Uncle...! The realization surprised Hamish into giving her an awkward hug. “Well, of course I’m pleased to meet you, little miss. Though I’ve known you since you weren’t higher than my knee.” He laughed, a rather forced sound, and said, “Let’s get your bags.”

Hamish received another shock when he saw what they were traveling with, just one worn carpetbag and a small, battered steamer trunk. Sometimes it was hard to remember that he and Ruth had come to America with little more. Prosperity had a way of dulling the memories, or sweetening them, perhaps.

“You must be tired,” Hamish said. “I’ll take you right home. Ruth’s minding the store. We live next door, you know, built our own house five years ago, when the store started doing well.” He found himself swelling proudly, and then looked away, ashamed of his own smugness.
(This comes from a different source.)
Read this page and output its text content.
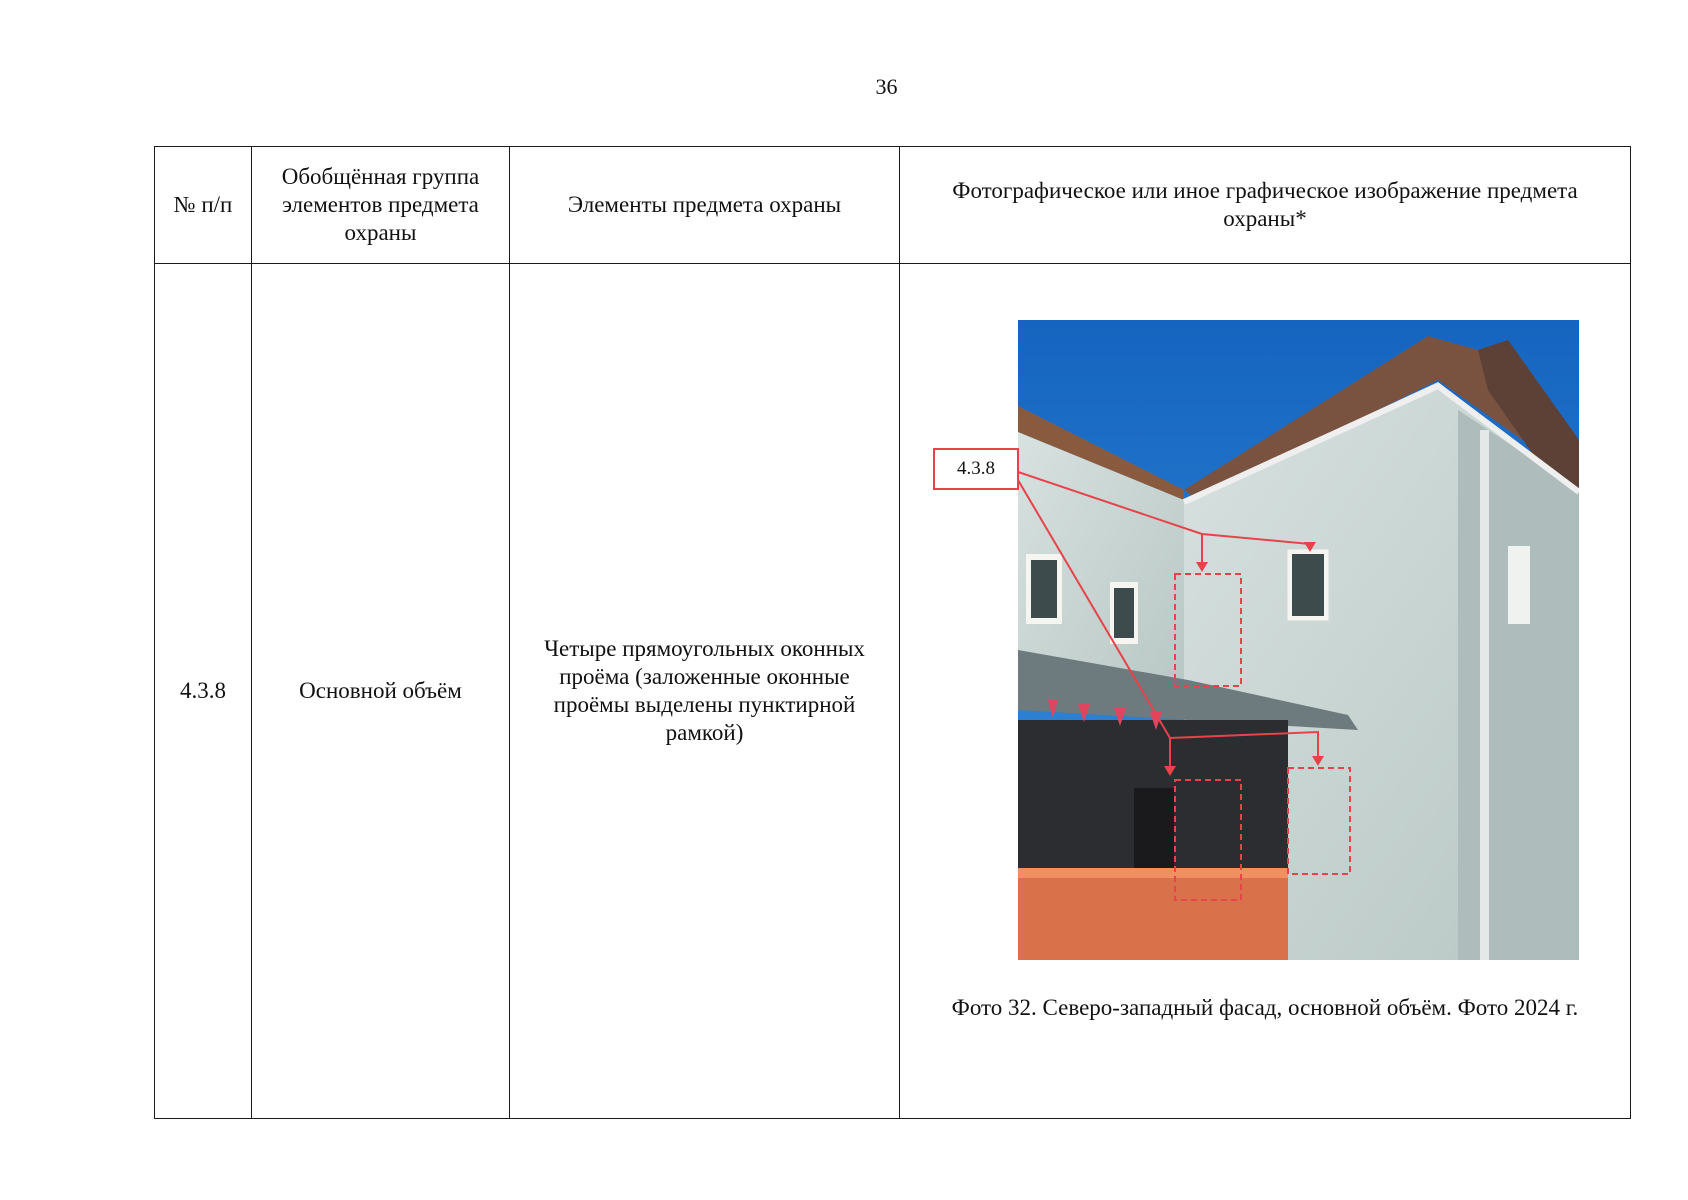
36
№ п/п	Обобщённая группа элементов предмета охраны	Элементы предмета охраны	Фотографическое или иное графическое изображение предмета охраны*
4.3.8	Основной объём	Четыре прямоугольных оконных проёма (заложенные оконные проёмы выделены пунктирной рамкой)	4.3.8
Фото 32. Северо-западный фасад, основной объём. Фото 2024 г.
“We can hardly wait to see it,” Douglas said cheerfully, and Ellen smiled. Hamish felt soothed as he put their cases in the wagon and helped Ellen climb aboard. Perhaps it would be all right.

They were silent on the short journey from the station into Seaton. Out of the corner of his eye Hamish watched Ellen gaze at everything with wide eyes. He thought of Springburn, with its grime and noise, and vaguely remembered his own surprise and delight at the simple greenness of Vermont. The grass was soft, vivid, and hopping with crickets; the clouds in the sky looked like bits of cotton wool. Hamish smiled.